The Uzi phenomenon isn’t a complete mystery. In a relative sense, he presents a sort of family-friendliness that his peers lack. By and large, there’s not a meaningful difference in his lyrical content, but there’s also little evidence that the Tipper Gores of the world are arbitrating decency based on actuality so much as expectation. Rather, there’s a distinction worth investigating rooted in Uzi’s perception as non-threatening: closer to five feet than six, apt to have hair of any color depending on the day, and seemingly unconcerned with any particular sartorial expectations of rappers (or men, for that matter), he’s simultaneously one of the least conventional rap stars imaginable and the natural byproduct of the genre’s long-gestating penetration of the entirety of American culture.
The optimist would see Lil Uzi Vert as merely the most visible member of his own fanbase, separated from them only by a natural charisma and a platform upon which to express it. Indeed, it’s difficult to appraise Uzi as some sort of cunning mastermind, somehow divining a massive unserved market of internet-bound anime fans craving a rapper to rally around; rather, it’s a vindication of the idea that the democratization of music production has only strengthened the ability of listeners to discover the music that speaks to them most directly. More broadly, Uzi’s success feels like the culmination of a shift from rap as a lens of representational, sociological interest to a suffix destined to be appended to any other cultural phenomenon.
[Visit full site to view media]
This is how we arrive at “emo rap,” a remarkably canny fusion to probe. Should we assume his persona to be genuine, Uzi’s greatest challenge in breaking into the rap game was always going to be the question of authenticity or hardness. Dabbling in the territory of Motion City Soundtrack short-circuits that critique by inviting overwrought theatricality into the genre equation. Again, it’s the natural byproduct of rap’s pop metastasization; rather than a singular “rap” sound, full immersion requires that the genre mutate to incorporate its opposites. Even if heavy-handed at times, this fusion can only result in new sonic ground being broken.
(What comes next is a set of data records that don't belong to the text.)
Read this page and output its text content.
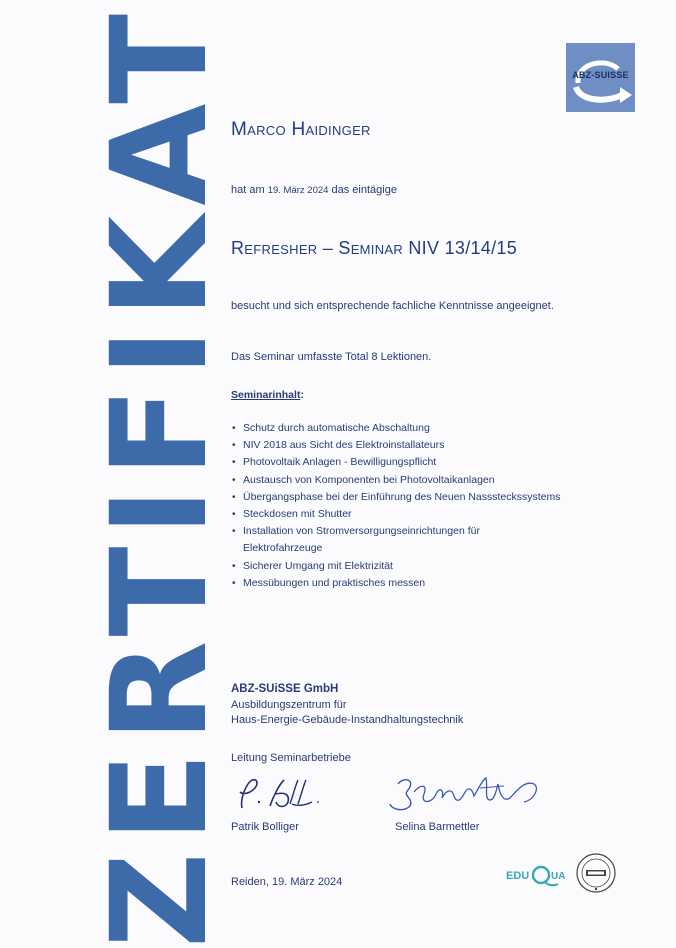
ZERTIFIKAT	ABZ-SUISSE
Marco Haidinger
hat am 19. März 2024 das eintägige
Refresher – Seminar NIV 13/14/15
besucht und sich entsprechende fachliche Kenntnisse angeeignet.
Das Seminar umfasste Total 8 Lektionen.
Seminarinhalt:
• Schutz durch automatische Abschaltung
• NIV 2018 aus Sicht des Elektroinstallateurs
• Photovoltaik Anlagen - Bewilligungspflicht
• Austausch von Komponenten bei Photovoltaikanlagen
• Übergangsphase bei der Einführung des Neuen Nasssteckssystems
• Steckdosen mit Shutter
• Installation von Stromversorgungseinrichtungen für Elektrofahrzeuge
• Sicherer Umgang mit Elektrizität
• Messübungen und praktisches messen
ABZ-SUiSSE GmbH
Ausbildungszentrum für
Haus-Energie-Gebäude-Instandhaltungstechnik
Leitung Seminarbetriebe
Patrik Bolliger	Selina Barmettler
Reiden, 19. März 2024	EDU UA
Operating as Uzi does in the “No one understands me/ I am lost at sea” stratum of emotional signification, something as simple as the obscuration of vocals in the intro of “Pretty Mami” can carry great weight; so too do revised expectations allow for the hook of “The Way Life Goes” to exist. Rather than letting Future or YoungBoy Never Broke Again’s emotion-by-omission be the end-all, leaning into the infamous “Push me to the edge/ All my friends are dead” instead situate them on a spectrum of malaise.
Which is great news: the two prior examples are extreme and could justifiably be received with a roll of the eyes, but it’s at the midpoint of the two genres’ once-inflexible definitions — the zone of actual intermixing — that real progress lies. By and large, the beats on Luv Is Rage 2 are as unprecedented in rap as Uzi’s elastic personality, the mark of a star who’s finally big enough to command production catered to his own style. “444+222” centers on a loop of what sounds like a particularly musical fire alarm, and “How To Talk” sees the hyperactivity of the rest of the album and raises with the inclusion, out of nowhere, of a saturated kick drum straight out of a jumpstyle track.
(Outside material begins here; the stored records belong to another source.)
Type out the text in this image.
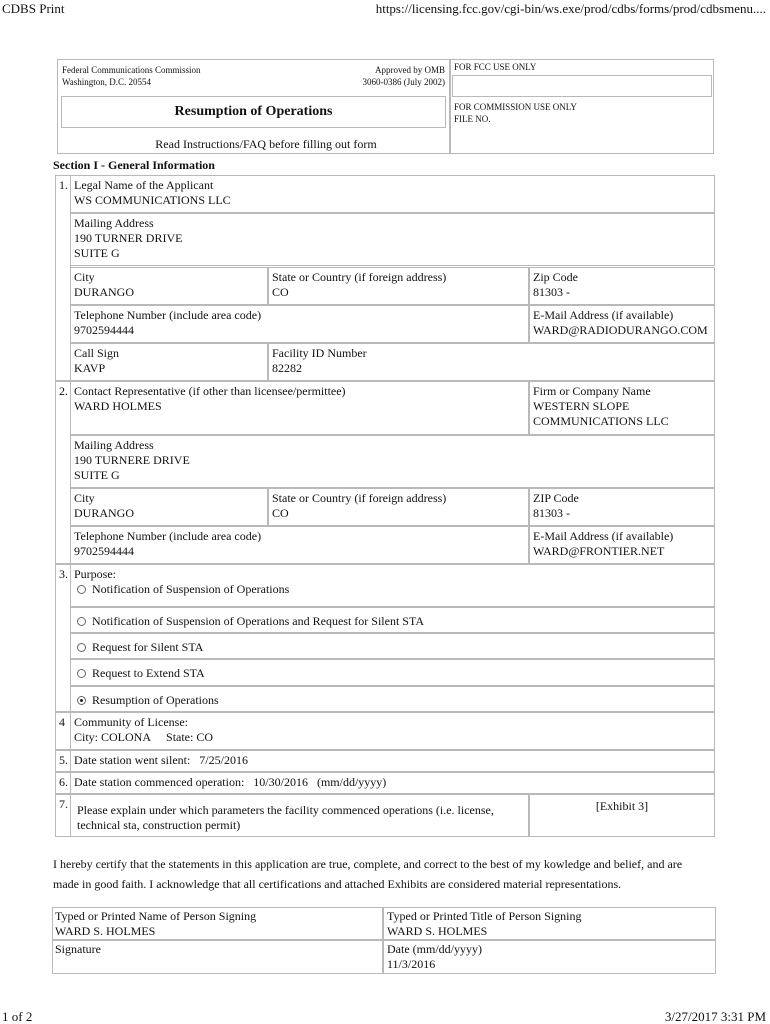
CDBS Print	https://licensing.fcc.gov/cgi-bin/ws.exe/prod/cdbs/forms/prod/cdbsmenu....
Federal Communications Commission
Washington, D.C. 20554
Approved by OMB
3060-0386 (July 2002)
Resumption of Operations
Read Instructions/FAQ before filling out form
FOR FCC USE ONLY
FOR COMMISSION USE ONLY
FILE NO.
Section I - General Information
1. Legal Name of the Applicant
WS COMMUNICATIONS LLC
Mailing Address
190 TURNER DRIVE
SUITE G
City
DURANGO
State or Country (if foreign address)
CO
Zip Code
81303 -
Telephone Number (include area code)
9702594444
E-Mail Address (if available)
WARD@RADIODURANGO.COM
Call Sign
KAVP
Facility ID Number
82282
2. Contact Representative (if other than licensee/permittee)
WARD HOLMES
Firm or Company Name
WESTERN SLOPE
COMMUNICATIONS LLC
Mailing Address
190 TURNERE DRIVE
SUITE G
City
DURANGO
State or Country (if foreign address)
CO
ZIP Code
81303 -
Telephone Number (include area code)
9702594444
E-Mail Address (if available)
WARD@FRONTIER.NET
3. Purpose:
Notification of Suspension of Operations
Notification of Suspension of Operations and Request for Silent STA
Request for Silent STA
Request to Extend STA
Resumption of Operations
4 Community of License:
City: COLONA State: CO
5. Date station went silent:   7/25/2016
6. Date station commenced operation:   10/30/2016   (mm/dd/yyyy)
7. Please explain under which parameters the facility commenced operations (i.e. license,
technical sta, construction permit)
[Exhibit 3]
I hereby certify that the statements in this application are true, complete, and correct to the best of my kowledge and belief, and are
made in good faith. I acknowledge that all certifications and attached Exhibits are considered material representations.
Typed or Printed Name of Person Signing
WARD S. HOLMES
Typed or Printed Title of Person Signing
WARD S. HOLMES
Signature	Date (mm/dd/yyyy)
11/3/2016
1 of 2	3/27/2017 3:31 PM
Because rap is ever-entrepreneurial, there are a couple odd inclusions targeted directly at the unconverted fanbases of other rappers: “Malfunction” surely entered life as a Kevin Gates track; “Early 20 Rager” recalls the Chief Keef-lite comparisons that haunted Uzi’s early career; and like every Weeknd feature, “UnFazed” sounds like it was sold to the rapper as a hook/verse/beat package deal. But on the whole, Lil Uzi Vert’s omnipresence is only reinforced by the extent to which Luv Is Rage 2 functions as both a survey of the rap landscape and a distinctly Uzi album. The breadth of sounds covered will scan as inconsistency to all but the most pious Uzi devotees, but it’s hard to imagine anything else serving as a more comprehensive document of rap in 2017.